Let $X,Y$ be input and output (observed) continuous variables in $\mathbb{R}$. Let $\{y_1,...,y_n\}$ be the set of $n$ observations. Is there a name for the estimator $\hat x = \int_{x \in X} x \,p(y_1,y_2,...,y_n|x) \,dx $ (mean of likelihood)? I tried googling but I could not find its name.
1 Answer
You aren't strictly taking the "mean" of the likelihood, because the Likelihood function isn't a probability distribution over x. It isn't even a probability distribution anyway, but assuming you have a likelihood function that you can normalize into a PDF then it would be the probability of $Y$ not of $X$. This is a likelihood weighted average of $X$.
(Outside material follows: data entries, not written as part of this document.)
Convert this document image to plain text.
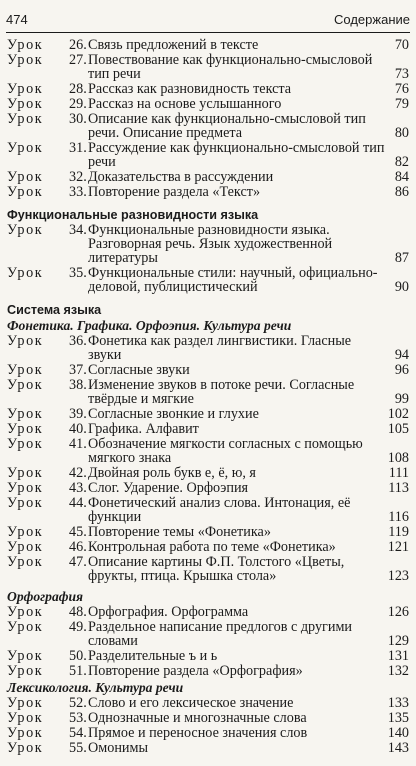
474	Содержание
Урок 26. Связь предложений в тексте	70
Урок 27. Повествование как функционально-смысловой тип речи	73
Урок 28. Рассказ как разновидность текста	76
Урок 29. Рассказ на основе услышанного	79
Урок 30. Описание как функционально-смысловой тип речи. Описание предмета	80
Урок 31. Рассуждение как функционально-смысловой тип речи	82
Урок 32. Доказательства в рассуждении	84
Урок 33. Повторение раздела «Текст»	86
Функциональные разновидности языка
Урок 34. Функциональные разновидности языка. Разговорная речь. Язык художественной литературы	87
Урок 35. Функциональные стили: научный, официально-деловой, публицистический	90
Система языка
Фонетика. Графика. Орфоэпия. Культура речи
Урок 36. Фонетика как раздел лингвистики. Гласные звуки	94
Урок 37. Согласные звуки	96
Урок 38. Изменение звуков в потоке речи. Согласные твёрдые и мягкие	99
Урок 39. Согласные звонкие и глухие	102
Урок 40. Графика. Алфавит	105
Урок 41. Обозначение мягкости согласных с помощью мягкого знака	108
Урок 42. Двойная роль букв е, ё, ю, я	111
Урок 43. Слог. Ударение. Орфоэпия	113
Урок 44. Фонетический анализ слова. Интонация, её функции	116
Урок 45. Повторение темы «Фонетика»	119
Урок 46. Контрольная работа по теме «Фонетика»	121
Урок 47. Описание картины Ф.П. Толстого «Цветы, фрукты, птица. Крышка стола»	123
Орфография
Урок 48. Орфография. Орфограмма	126
Урок 49. Раздельное написание предлогов с другими словами	129
Урок 50. Разделительные ъ и ь	131
Урок 51. Повторение раздела «Орфография»	132
Лексикология. Культура речи
Урок 52. Слово и его лексическое значение	133
Урок 53. Однозначные и многозначные слова	135
Урок 54. Прямое и переносное значения слов	140
Урок 55. Омонимы	143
I think you have come across an ad hoc Bayes estimate here. If we note that
$P(X|Y) = \frac{P(Y|X)P(X)}{P(Y)} \propto L(Y|X) P(X)$
Then by simply normalising the likelihood into a PDF you are creating the Posterior distribution using uniform priors for $X$. This may or may not be a sensible thing to do.
By then integrating out this distribution you are taking the expected value of $X$ under the posterior distribution of $X$. This is therefore the posterior mean estimator, also the Minimum Mean Square Estimator (MMSE).